We read with interest Palmor and Fiester’s recent article arguing for a blanket ban on reporting incidental findings of nonparentage (IFNP) when conducting pediatric genetic testing.1 The decision whether to disclose IFNP creates disruptions in clinical care, they argue, because it “undermines consistency, transparency, and uniformity across the institution or practice” (p. 184) and places the “moral burden” of these decisions on health care providers, where they do not belong (p. 187).
This argument is reminiscent of the 2013 recommendations by the American College of Medical Genetics (ACMG), which recommended uniformly returning 57 actionable genetic findings from whole genome and whole exome sequencing (WGS/WES). The recommendations (since revised) noted that parents had the option to refuse WGS/WES if they were not interested in receiving information about these 57 conditions.2 Like Palmor and Fiester, the ACMG argued for institutional consistency in the selection of its predetermined panel because it was too burdensome for physicians to decide which results to return.
One common thread for these arguments is that allowing for autonomous decision-making places too much of a burden on physicians, institutions, and parents. The ACMG argued that “to respect preferences in the same manner as with targeted testing . . . the patient . . . would have to undergo an extensive, and possibly overwhelming, amount of genetic counseling.”3 Palmor and Fiester, in contrast, argue that parents should not be expected to make decisions about IFNP when seeking a diagnosis, saying, “The clinician’s and parents’ focus in that instance should remain on the clinical condition, not on the separate, life-altering finding of nonpaternity or nonmaternity.”1 This approach does not constitute paternalism, they say, because the clinician has not asked for the parents’ view on returning results and therefore is not consciously overriding them.
We find these arguments troubling. To deny someone the opportunity to express a preference then deny that it is paternalistic to ignore that preference, is moral sophistry. Furthermore, to presume to tell parents where their time and energy should be focused while shepherding their child’s genetic testing is simply condescending. It is true that patient autonomy is hard. It is hard for patients, who often feel overwhelmed. It is hard for providers, who may feel a commendable desire to ease patients’ emotional burden.
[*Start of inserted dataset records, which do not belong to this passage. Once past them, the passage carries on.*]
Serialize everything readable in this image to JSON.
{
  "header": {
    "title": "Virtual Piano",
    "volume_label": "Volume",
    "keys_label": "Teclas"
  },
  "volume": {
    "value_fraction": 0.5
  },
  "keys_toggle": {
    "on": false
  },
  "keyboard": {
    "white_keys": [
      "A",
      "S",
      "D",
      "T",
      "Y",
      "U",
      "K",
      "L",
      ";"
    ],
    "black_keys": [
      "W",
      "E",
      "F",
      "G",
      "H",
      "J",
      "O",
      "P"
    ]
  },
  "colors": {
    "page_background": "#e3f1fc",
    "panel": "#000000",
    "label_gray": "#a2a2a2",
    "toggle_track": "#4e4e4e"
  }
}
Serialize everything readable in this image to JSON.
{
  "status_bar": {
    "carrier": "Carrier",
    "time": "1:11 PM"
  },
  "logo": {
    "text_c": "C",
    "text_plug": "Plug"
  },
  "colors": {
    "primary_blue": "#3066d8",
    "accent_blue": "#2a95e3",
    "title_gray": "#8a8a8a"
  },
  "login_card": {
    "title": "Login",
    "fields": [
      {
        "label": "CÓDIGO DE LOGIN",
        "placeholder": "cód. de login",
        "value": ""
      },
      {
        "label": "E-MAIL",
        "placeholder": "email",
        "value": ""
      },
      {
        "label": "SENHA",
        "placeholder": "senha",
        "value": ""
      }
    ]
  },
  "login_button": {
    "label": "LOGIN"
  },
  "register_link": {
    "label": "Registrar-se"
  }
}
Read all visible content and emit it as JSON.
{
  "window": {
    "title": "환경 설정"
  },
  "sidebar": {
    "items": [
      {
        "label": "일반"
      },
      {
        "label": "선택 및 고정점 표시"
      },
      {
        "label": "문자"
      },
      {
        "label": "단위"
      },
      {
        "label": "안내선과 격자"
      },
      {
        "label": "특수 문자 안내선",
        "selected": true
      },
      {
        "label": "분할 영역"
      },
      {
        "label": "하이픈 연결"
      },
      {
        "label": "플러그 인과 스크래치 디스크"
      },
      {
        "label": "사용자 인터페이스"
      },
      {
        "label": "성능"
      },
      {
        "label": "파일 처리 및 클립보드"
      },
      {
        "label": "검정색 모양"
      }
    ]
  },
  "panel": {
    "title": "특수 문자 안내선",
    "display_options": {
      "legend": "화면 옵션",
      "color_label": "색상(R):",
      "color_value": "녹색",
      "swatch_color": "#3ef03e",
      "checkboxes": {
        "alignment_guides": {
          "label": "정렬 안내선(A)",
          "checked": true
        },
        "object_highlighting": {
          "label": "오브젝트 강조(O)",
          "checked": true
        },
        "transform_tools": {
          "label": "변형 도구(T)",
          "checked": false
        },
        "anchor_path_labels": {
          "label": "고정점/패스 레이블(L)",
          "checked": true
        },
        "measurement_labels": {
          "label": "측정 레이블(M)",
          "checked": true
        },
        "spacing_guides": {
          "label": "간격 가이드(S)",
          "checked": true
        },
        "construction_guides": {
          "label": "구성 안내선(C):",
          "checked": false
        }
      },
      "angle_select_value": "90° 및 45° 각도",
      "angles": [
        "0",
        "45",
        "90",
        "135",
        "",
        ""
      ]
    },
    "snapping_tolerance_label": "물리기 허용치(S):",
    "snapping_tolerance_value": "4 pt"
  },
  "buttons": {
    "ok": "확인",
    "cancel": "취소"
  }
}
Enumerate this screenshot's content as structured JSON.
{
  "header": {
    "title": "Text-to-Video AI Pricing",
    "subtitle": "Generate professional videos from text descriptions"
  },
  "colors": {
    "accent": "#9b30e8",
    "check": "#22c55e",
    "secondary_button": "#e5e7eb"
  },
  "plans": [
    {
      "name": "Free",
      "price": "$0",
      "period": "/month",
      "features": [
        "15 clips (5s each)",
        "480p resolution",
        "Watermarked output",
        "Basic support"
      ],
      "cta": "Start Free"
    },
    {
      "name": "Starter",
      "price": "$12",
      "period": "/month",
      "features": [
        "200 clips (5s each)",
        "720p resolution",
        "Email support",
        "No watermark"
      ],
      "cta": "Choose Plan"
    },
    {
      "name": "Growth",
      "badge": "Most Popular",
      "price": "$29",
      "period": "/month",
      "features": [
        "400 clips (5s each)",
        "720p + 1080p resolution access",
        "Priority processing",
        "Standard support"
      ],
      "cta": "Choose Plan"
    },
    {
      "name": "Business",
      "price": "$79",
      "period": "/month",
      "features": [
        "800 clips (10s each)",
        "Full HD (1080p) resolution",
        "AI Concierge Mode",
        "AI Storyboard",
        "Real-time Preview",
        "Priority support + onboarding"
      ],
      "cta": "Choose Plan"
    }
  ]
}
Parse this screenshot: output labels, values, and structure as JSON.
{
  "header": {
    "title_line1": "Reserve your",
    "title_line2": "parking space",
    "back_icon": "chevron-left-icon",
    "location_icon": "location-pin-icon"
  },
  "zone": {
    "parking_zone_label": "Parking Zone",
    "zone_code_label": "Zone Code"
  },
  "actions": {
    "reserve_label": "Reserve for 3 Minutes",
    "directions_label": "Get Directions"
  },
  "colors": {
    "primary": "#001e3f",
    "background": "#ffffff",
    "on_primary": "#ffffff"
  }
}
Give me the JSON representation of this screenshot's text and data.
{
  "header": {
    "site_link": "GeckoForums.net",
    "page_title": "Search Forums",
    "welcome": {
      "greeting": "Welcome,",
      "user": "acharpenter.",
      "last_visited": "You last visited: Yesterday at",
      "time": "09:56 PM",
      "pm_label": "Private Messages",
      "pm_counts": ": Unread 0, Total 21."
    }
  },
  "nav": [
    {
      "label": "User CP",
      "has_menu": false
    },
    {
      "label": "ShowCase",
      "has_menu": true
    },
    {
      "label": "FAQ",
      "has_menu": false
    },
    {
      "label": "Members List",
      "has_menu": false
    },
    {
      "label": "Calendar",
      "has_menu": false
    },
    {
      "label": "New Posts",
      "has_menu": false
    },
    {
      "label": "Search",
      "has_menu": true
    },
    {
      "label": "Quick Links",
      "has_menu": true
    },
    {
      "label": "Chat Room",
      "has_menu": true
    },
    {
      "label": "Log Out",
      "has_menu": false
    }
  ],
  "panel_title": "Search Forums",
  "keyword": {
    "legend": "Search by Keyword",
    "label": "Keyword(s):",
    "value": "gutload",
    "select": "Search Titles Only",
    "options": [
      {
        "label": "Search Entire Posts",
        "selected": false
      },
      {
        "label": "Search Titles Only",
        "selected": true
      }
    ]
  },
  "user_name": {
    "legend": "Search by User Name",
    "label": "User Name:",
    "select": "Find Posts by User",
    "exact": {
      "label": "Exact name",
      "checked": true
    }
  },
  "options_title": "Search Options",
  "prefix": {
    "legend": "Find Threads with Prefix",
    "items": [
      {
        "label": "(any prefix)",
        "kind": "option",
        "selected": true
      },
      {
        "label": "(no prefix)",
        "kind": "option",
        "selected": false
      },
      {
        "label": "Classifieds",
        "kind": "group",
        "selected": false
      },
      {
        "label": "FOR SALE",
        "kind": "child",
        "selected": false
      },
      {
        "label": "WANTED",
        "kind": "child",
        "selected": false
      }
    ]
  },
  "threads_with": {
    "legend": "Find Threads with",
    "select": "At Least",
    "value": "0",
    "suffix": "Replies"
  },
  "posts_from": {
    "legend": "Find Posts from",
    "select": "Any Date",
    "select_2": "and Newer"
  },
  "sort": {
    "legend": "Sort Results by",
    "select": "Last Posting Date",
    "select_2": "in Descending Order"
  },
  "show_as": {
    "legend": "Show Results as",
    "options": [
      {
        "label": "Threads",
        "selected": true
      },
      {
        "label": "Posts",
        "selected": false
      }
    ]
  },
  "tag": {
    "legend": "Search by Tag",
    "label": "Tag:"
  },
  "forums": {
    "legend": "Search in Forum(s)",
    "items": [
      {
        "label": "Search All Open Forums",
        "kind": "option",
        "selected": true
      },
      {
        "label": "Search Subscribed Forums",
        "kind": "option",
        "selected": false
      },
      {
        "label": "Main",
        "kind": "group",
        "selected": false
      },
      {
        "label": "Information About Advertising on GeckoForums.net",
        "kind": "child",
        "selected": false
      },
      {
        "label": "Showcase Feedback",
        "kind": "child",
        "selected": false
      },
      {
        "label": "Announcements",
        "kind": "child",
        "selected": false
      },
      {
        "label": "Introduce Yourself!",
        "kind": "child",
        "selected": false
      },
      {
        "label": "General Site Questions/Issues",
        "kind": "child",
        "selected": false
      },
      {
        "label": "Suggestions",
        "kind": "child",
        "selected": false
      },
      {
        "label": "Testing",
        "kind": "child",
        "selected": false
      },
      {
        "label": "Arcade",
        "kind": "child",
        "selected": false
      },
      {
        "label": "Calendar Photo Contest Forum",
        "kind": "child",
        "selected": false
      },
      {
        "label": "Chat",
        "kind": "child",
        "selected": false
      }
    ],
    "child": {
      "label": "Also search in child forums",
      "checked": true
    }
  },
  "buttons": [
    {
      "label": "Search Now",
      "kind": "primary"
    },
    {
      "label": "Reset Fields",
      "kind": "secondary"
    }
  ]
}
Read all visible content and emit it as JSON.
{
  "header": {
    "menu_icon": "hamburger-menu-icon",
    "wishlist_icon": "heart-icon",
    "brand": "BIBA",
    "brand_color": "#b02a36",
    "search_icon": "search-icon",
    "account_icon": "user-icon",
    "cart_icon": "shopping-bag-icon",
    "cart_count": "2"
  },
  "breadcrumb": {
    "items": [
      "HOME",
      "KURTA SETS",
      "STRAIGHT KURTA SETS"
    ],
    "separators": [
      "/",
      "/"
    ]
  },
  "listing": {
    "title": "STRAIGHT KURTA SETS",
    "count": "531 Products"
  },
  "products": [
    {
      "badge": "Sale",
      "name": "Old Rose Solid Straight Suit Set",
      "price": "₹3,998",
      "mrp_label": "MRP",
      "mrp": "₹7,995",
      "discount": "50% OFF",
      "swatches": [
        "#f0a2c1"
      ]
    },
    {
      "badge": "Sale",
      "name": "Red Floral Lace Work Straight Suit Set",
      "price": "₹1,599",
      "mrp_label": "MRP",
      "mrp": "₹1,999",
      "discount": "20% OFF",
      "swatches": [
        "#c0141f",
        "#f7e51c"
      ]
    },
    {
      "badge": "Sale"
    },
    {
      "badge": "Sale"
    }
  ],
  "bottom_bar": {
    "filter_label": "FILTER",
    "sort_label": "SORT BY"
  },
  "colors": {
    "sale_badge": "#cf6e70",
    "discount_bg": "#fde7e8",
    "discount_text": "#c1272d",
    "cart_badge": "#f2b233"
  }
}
It is hard for health care systems, which must devote additional resources to the consequences of patient choices. However, none of these difficulties make it ethically acceptable to prioritize assumed beneficence over autonomy.
We share Palmor and Fiester’s conviction that many parents, perhaps most, do not want this information. However, most parents are not all parents, and clinicians have a responsibility to give individuals the opportunity to choose whether they would like to know about IFNP or any other category of finding. How, and to what extent, any additional costs are passed along to payors is a worthwhile subject for debate, but these concerns do not justify abandoning patient autonomy in the name of efficiency and false beneficence.